Le gouvernement français a décidé de porter au niveau interministériel la gestion du piratage dont a été victime la Direction générale des finances publiques (DGFiP). Sébastien Lecornu, chef du gouvernement, a convoqué pour lundi une réunion de crise — une cellule interministérielle (CIC) — qu'il présidera dans l'après‑midi, à son retour d'un déplacement en Gironde.
Une attaque « plus sophistiquée » et à grande échelle
Selon la DGFiP, l'incident informatique est d'une ampleur inhabituelle. Les services ont évalué à au moins 678 000 le nombre de contribuables dont les données ont pu être consultées par des tiers malveillants. La directrice générale des finances publiques, Amélie Verdier, a reconnu que l'administration avait fait face à une « attaque plus sophistiquée » que par le passé.

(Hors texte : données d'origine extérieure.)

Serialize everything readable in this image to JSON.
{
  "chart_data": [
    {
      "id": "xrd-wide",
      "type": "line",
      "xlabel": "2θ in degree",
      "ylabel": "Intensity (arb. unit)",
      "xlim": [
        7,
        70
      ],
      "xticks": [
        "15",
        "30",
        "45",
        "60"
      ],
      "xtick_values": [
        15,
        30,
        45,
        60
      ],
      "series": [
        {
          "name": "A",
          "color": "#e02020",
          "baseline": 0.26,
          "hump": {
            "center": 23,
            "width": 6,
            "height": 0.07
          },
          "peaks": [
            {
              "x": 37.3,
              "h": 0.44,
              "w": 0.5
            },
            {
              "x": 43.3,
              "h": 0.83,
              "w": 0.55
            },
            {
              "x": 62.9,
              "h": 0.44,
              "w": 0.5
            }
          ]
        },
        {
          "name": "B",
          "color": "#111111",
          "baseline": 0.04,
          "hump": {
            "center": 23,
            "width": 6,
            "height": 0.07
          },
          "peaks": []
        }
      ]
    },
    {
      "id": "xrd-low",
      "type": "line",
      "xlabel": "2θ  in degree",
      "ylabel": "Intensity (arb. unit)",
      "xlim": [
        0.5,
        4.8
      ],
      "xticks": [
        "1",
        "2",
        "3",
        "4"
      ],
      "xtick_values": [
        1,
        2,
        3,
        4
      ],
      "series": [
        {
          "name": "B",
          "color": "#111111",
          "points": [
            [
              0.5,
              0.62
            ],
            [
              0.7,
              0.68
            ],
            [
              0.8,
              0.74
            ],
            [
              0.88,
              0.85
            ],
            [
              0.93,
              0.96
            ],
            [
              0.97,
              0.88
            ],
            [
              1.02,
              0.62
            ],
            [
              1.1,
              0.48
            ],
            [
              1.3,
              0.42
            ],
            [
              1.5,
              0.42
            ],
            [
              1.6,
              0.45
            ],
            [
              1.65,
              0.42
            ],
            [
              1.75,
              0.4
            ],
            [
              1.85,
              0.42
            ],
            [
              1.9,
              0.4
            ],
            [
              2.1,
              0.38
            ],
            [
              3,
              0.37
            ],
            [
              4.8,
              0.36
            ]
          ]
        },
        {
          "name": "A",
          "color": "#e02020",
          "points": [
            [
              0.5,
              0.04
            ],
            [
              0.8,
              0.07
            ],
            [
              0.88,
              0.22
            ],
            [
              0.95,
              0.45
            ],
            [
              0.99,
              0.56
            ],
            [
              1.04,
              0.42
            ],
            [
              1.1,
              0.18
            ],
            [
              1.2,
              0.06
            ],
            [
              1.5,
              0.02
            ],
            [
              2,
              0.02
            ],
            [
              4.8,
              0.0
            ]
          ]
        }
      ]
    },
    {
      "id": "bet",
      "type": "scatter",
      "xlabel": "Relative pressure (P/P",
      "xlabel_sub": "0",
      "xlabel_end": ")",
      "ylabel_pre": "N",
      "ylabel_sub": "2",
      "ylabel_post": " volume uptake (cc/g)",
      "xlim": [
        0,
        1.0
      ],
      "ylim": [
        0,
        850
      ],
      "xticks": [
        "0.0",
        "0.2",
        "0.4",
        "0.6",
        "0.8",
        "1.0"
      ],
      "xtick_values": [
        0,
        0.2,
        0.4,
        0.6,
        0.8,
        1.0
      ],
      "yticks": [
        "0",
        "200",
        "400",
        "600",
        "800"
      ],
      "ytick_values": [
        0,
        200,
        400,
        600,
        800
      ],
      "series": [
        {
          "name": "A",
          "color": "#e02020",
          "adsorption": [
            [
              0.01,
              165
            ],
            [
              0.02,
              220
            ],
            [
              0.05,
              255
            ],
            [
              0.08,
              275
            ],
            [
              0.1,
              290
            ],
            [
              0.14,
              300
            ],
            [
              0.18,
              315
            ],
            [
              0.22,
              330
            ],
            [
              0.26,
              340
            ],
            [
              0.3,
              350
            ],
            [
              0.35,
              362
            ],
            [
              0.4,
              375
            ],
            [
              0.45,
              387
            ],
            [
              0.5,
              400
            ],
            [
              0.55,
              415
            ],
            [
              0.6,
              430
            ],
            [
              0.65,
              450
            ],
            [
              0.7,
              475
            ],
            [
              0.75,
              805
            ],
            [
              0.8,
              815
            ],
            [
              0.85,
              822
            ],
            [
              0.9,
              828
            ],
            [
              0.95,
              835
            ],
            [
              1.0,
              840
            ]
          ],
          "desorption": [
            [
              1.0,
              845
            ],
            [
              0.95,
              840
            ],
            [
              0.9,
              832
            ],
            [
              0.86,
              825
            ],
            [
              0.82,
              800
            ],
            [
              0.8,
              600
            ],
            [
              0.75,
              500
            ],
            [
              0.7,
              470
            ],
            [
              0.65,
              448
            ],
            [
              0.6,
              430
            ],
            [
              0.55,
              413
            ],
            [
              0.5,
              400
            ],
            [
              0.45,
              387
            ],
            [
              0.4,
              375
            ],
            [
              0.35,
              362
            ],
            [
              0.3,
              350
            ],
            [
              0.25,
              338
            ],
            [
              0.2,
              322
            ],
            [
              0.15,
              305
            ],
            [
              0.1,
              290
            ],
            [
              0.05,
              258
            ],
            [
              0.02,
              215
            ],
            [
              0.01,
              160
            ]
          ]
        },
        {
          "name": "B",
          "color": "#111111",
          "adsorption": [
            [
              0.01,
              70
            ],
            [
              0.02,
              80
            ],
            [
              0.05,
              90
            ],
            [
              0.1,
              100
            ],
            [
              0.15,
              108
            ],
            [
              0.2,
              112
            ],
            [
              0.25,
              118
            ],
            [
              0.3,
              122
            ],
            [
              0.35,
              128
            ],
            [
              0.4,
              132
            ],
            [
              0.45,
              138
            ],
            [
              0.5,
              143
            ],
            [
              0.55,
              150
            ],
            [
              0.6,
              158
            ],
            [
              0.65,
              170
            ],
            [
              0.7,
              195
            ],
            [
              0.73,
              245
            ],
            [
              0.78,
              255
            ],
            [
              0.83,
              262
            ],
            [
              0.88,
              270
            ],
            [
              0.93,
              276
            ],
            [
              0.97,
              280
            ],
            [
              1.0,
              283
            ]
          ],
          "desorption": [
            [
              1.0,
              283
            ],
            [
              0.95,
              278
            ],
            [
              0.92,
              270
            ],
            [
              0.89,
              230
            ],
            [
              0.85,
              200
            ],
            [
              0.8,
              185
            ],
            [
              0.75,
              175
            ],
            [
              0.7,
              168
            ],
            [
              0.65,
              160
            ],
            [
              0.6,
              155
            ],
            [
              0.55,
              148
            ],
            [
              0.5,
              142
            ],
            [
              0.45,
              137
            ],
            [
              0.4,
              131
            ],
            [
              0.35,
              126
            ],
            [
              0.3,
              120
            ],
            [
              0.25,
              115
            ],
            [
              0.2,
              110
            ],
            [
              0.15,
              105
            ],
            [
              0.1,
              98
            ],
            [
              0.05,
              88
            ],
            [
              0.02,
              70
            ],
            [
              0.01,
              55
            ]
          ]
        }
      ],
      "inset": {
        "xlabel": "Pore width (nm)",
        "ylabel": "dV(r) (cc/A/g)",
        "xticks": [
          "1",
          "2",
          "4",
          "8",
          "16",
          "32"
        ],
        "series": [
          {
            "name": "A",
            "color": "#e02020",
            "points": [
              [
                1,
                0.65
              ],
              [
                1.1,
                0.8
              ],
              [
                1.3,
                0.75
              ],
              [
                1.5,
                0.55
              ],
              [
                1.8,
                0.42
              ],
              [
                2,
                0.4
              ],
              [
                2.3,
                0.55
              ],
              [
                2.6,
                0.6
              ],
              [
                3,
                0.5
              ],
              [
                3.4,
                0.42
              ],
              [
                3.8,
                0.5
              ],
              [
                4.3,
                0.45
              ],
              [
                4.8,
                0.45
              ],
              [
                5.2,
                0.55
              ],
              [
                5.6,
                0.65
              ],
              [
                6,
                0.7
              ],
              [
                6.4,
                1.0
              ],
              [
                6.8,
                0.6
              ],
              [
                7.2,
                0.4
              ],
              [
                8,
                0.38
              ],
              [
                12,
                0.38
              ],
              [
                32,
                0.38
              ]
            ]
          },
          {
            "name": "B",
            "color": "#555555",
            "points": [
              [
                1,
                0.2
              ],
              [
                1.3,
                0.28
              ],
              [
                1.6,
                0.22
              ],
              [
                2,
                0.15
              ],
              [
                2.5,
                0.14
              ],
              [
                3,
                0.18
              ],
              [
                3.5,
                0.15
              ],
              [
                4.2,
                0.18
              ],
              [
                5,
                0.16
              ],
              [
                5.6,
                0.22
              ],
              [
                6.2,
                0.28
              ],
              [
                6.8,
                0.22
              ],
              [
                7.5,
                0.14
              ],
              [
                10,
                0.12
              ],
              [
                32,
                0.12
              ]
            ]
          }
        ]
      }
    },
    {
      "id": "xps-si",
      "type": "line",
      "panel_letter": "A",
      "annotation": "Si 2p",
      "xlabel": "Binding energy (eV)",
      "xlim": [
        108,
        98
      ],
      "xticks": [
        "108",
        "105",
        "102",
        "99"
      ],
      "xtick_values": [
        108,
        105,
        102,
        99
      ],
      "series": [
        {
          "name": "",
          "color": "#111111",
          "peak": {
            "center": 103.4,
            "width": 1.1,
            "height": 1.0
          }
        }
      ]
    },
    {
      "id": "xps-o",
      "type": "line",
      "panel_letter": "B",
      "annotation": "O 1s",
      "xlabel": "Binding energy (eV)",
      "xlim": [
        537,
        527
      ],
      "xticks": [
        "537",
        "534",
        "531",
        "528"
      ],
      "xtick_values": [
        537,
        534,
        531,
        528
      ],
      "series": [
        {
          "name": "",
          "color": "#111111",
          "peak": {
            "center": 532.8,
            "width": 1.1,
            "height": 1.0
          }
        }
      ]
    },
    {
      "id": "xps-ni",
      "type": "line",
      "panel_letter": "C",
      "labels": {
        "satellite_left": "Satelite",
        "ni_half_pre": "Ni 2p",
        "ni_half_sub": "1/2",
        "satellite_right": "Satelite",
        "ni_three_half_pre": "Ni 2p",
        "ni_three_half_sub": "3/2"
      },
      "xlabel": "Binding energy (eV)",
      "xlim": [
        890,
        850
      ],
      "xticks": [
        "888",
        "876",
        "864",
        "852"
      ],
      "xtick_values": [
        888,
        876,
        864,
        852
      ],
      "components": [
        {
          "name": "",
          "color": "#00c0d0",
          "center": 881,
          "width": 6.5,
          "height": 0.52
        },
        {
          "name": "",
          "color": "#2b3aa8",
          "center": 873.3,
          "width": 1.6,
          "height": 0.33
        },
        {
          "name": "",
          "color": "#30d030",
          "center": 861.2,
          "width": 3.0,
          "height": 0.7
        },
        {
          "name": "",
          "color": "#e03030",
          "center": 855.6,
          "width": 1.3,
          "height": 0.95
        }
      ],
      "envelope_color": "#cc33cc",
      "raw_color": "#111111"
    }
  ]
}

Pour répondre à l'inquiétude suscitée dans l'opinion et aux critiques montantes au niveau politique, l'exécutif veut s'assurer d'une coordination rapide entre les ministères concernés afin que l'information des victimes et les mesures de protection soient menées « au mieux ».
« Les usagers concernés seront contactés individuellement à compter de lundi 17 août, avec le détail des données susceptibles d'avoir été exposées et les mesures de vigilance à adopter. »
Quelles données ont été exposées ?
La DGFiP a précisé la nature des informations potentiellement compromises :
- Pour les particuliers : noms et prénoms, quotient familial, revenu fiscal de référence et taux de prélèvement à la source.
- Pour les entreprises : des éléments jugés « moins sensibles », tels que le numéro Siren, l'adresse de l'entreprise et l'adresse du mandataire.
La campagne d'information aux personnes et structures concernées doit débuter dès le lundi 17 août, a indiqué Matignon. L'objectif affiché est d'envoyer à chaque usager un message précisant les données susceptibles d'avoir été exposées et les comportements de vigilance à adopter.
Une gestion de crise calquée sur les précédentes CIC
La cellule interministérielle convoquée par Sébastien Lecornu reprendra le format utilisé pour la gestion des épisodes de canicule durant l'été, selon Matignon : une réunion en visioconférence sécurisée, réunissant les principaux ministères concernés par l'incident. Le choix de ce dispositif vise à consolider l'échange d'informations opérationnelles et à ordonnancer les réponses — notification des victimes, surveillance des usages frauduleux, et coordination avec les services de cybersécurité.
Matignon précise également que ce calendrier de notification aux victimes coïncide avec la reprise de l'information publique après la période estivale, ce qui doit permettre une diffusion organisée des messages de prévention et des consignes pratiques.
| Élément | Information |
|---|---|
| Nombre de contribuables touchés | 678 000 (au moins) |
| Données personnelles individuelles | Noms, prénoms, quotient familial, revenu fiscal de référence, taux prélèvement à la source |
| Données d'entreprises | Numéro Siren, adresse de l'entreprise, adresse du mandataire |
| Responsable de la coordination | Sébastien Lecornu (CIC présidée par le chef du gouvernement) |
Cette affaire intervient à un moment sensible : face à la multiplication des incidents numériques visant des administrations publiques, la capacité de l'État à protéger les données fiscales des citoyens et à réagir rapidement conditionne tant la confiance des usagers que l'efficacité des réponses judiciaires et techniques.
La tenue d'une CIC dès lundi doit permettre d'évaluer les suites immédiates — information individuelle, mesures de prévention, et coordination des services — sans que Matignon n'ait, pour l'heure, communiqué de calendrier précis au‑delà de la notification des victimes prévue à partir du 17 août.
Les autorités françaises restent tenues de préciser dans les prochains jours la part exacte des fichiers affectés, les causes techniques de la faille exploitée et les moyens mis en œuvre pour limiter les conséquences, tant pour les particuliers que pour les entreprises concernées.